Neem de aerodynamica. John Krijnen weet nog goed hoe hij met Leontien Van Moorsel, in 2003, naar de windtunnel in de Flevopolder ging. Ze moest op een speciale fiets gaan liggen als een horizontaal zeepaardje. Ze zat volstrekt onnatuurlijk, ze hield het nog geen vijf minuten vol, laat staan een heel uur. Maar nu, vijftien jaar verder, zit Tom Dumoulin in diezelfde houding als gegoten op de fiets. Renner en tijdritfiets lijken geboetseerd, gebeeldhouwd, ze vloeien gewoon in elkaar over. Renner en fiets zijn één, ook bergop. En een rendement!
Het bezoek heeft een boek meegebracht, FIETS!, over de geschiedenis en ontwerpers van de racefiets. De Engelse samenstellers hebben vooral de visuele esthetiek van de racefiets in beeld willen brengen. John Krijnen haalt zijn hart op aan de herinneringen.
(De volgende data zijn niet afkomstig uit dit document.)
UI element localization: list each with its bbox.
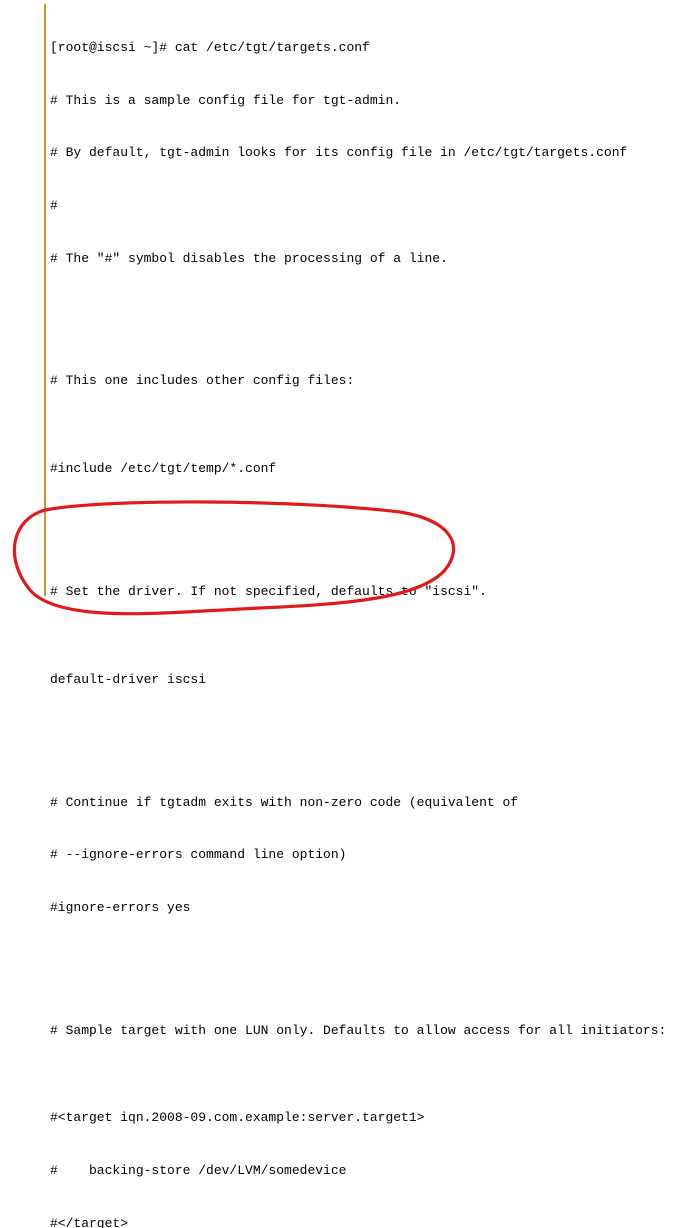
terminal-output: [root@iscsi ~]# cat /etc/tgt/targets.con… bbox=[50, 4, 689, 1228]
config-line: default-driver iscsi bbox=[50, 671, 689, 689]
shell-prompt-line: [root@iscsi ~]# cat /etc/tgt/targets.con… bbox=[50, 39, 689, 57]
config-line: # bbox=[50, 197, 689, 215]
config-line: # Set the driver. If not specified, defa… bbox=[50, 583, 689, 601]
config-line: # This one includes other config files: bbox=[50, 372, 689, 390]
config-line: #</target> bbox=[50, 1215, 689, 1228]
config-line: # The "#" symbol disables the processing… bbox=[50, 250, 689, 268]
config-line: # --ignore-errors command line option) bbox=[50, 846, 689, 864]
config-line: # backing-store /dev/LVM/somedevice bbox=[50, 1162, 689, 1180]
vertical-rule bbox=[44, 4, 46, 596]
config-line: # Continue if tgtadm exits with non-zero… bbox=[50, 794, 689, 812]
config-line: # By default, tgt-admin looks for its co… bbox=[50, 144, 689, 162]
config-line: #include /etc/tgt/temp/*.conf bbox=[50, 460, 689, 478]
screenshot-root: [root@iscsi ~]# cat /etc/tgt/targets.con… bbox=[0, 0, 697, 614]
config-line: #ignore-errors yes bbox=[50, 899, 689, 917]
config-line: #<target iqn.2008-09.com.example:server.… bbox=[50, 1109, 689, 1127]
config-line: # This is a sample config file for tgt-a… bbox=[50, 92, 689, 110]
config-line: # Sample target with one LUN only. Defau… bbox=[50, 1022, 689, 1040]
Waar het vroeger ging om het gewicht van de racefiets terug te brengen naar een ondergrens, zie je in de jaren-80-ontwerpen een explosieve doorschakeling naar de luchtweerstand. Alles is nu aerodynamica: kleding, helmen, spoilers, opzetstuurtjes, vinzadels, platte spaken, dichte wielen, hoge velgen, gevouwen bidons, neuspleisters. Het gele plastic neusringetje van Chris Froome – wie zal het zeggen.
Krijnen bladert. Het bezoek heeft drie geeltjes op de bladzijden geplakt. Het eerste markeert de uurrecordfiets van Eddy Merckx, het tweede de Espada van Miguel Indurain, het derde de arty-fiets van Lance Armstrong door Damien Hirst.
John Krijnen zal geen fiets veroordelen, geen ontwerper voor gek verklaren – alles heeft een functie. Hoewel: de Hirst-Armstrong lijkt zo van de kermis te komen, de Espada is van Pinarello en die hebben altijd wel hele mooie futuristische fietsen gemaakt, maar die van Merckx komt bij hem toch bovenaan. Overal gaatjes, uitgevijlde buizen, de bandjes brokkelen inmiddels af van droogheid, maar verder…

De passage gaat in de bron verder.